Ugh, after one round of PRRT with Lu-177-dota-JR11, my existing tumors progressed in the liver and there was also a new tumor seen there. This is my first new tumor since my diagnosis in 2010. Given this information, I was removed from the clinical trial since the treatment did not work as expected for me. The tumors in the lymph nodes were stable or slightly smaller but the growth of the liver tumors and the new 1.4x1.3 cm tumor in the liver was what disqualified me.
I was under the impression, wrongly, I guess, that if my Ga-68 scan “lit up like a Christmas tree” that I would be a good candidate for PRRT. In reality, the objective response rates, as shown by multicenter reports from Europe are seen in 15% - 35% of patients (see this article http://www.ncbi.nlm.nih.gov/pubmed/25117465). This is much lower than I thought given the information about PRRT that I have seen and heard through my experience. In reality, I do not read a lot of scientific papers and depend on my doctors to give me information. Dr. Reidy-Lagunes said that she feels bad when she recommends patients for PRRT in Europe because they are paying a lot of money out of pocket for results that are great if it works for them but the chances of a complete response, meaning tumors are gone or have shrunk 50% are less than 35%.

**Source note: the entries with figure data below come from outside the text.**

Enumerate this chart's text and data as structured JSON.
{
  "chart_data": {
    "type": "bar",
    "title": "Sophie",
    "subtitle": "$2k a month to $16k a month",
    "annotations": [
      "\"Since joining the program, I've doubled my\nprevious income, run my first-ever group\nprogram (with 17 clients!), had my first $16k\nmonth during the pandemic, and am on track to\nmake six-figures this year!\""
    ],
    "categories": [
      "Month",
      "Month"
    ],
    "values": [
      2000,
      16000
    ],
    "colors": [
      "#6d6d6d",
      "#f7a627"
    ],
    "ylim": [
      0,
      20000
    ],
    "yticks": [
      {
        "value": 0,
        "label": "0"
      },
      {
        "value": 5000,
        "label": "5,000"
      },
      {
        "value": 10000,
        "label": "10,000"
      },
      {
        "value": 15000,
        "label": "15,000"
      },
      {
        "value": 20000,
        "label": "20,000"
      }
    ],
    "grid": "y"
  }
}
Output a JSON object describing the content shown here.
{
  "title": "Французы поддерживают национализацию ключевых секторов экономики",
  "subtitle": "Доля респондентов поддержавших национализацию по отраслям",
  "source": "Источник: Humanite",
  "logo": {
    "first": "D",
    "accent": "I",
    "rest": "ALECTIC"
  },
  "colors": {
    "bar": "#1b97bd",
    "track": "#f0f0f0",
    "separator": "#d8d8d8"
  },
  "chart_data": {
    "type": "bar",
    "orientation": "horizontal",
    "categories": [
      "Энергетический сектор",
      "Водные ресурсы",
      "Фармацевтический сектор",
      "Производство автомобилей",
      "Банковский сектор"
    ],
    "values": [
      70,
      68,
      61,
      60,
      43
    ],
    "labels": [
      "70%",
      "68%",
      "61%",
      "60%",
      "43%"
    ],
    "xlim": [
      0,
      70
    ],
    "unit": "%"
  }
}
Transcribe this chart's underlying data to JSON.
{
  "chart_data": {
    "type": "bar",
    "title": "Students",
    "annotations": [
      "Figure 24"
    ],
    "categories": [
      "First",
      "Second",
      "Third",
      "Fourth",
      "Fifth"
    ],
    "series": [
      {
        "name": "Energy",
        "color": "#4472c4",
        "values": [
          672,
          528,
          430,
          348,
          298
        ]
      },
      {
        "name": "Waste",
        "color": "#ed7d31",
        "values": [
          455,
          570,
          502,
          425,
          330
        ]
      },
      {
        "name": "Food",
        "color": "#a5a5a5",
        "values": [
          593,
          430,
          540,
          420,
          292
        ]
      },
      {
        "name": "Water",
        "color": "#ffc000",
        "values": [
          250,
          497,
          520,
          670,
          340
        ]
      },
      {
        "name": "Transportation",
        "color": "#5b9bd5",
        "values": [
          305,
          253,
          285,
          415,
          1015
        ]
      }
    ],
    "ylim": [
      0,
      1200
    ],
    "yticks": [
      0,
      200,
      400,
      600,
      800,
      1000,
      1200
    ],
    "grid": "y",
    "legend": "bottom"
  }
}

I asked Dr. Weber, the head of nuclear medicine at Sloan Kettering, if he thought that I would respond more positively to other radiolabeled agents such as Y-90 or other peptides such as dotatate or dotatoc and he said “It is hard to predict if other forms of PRRT will potentially be effective. All the clinically used PRRTs target the somatostatin receptor (as does JR11). Therefore the limited effect of JR11 on the liver metastases also decreases the likelihood of a response to other PRRT agents.”
So, unfortunately my PRRT experience was not successful. I’m still glad I entered this trial and I would have even if I had known that my probability of objective response was 15% - 35%. This is not to say it will be unsuccessful for others as I know of one other participant in this PRRT clinical trial that has had 50% reduction in tumor size after one round. I think it is important to understand that although PRRT is a great new treatment that is going to be available soon in the US, it does not always work, even if you have the proper receptors.
Dr. Reidy-Lagunes and Dr. Chan both said that a liver embolization is the next treatment I should consider. I am meeting with an interventional radiologist tomorrow to discuss this procedure.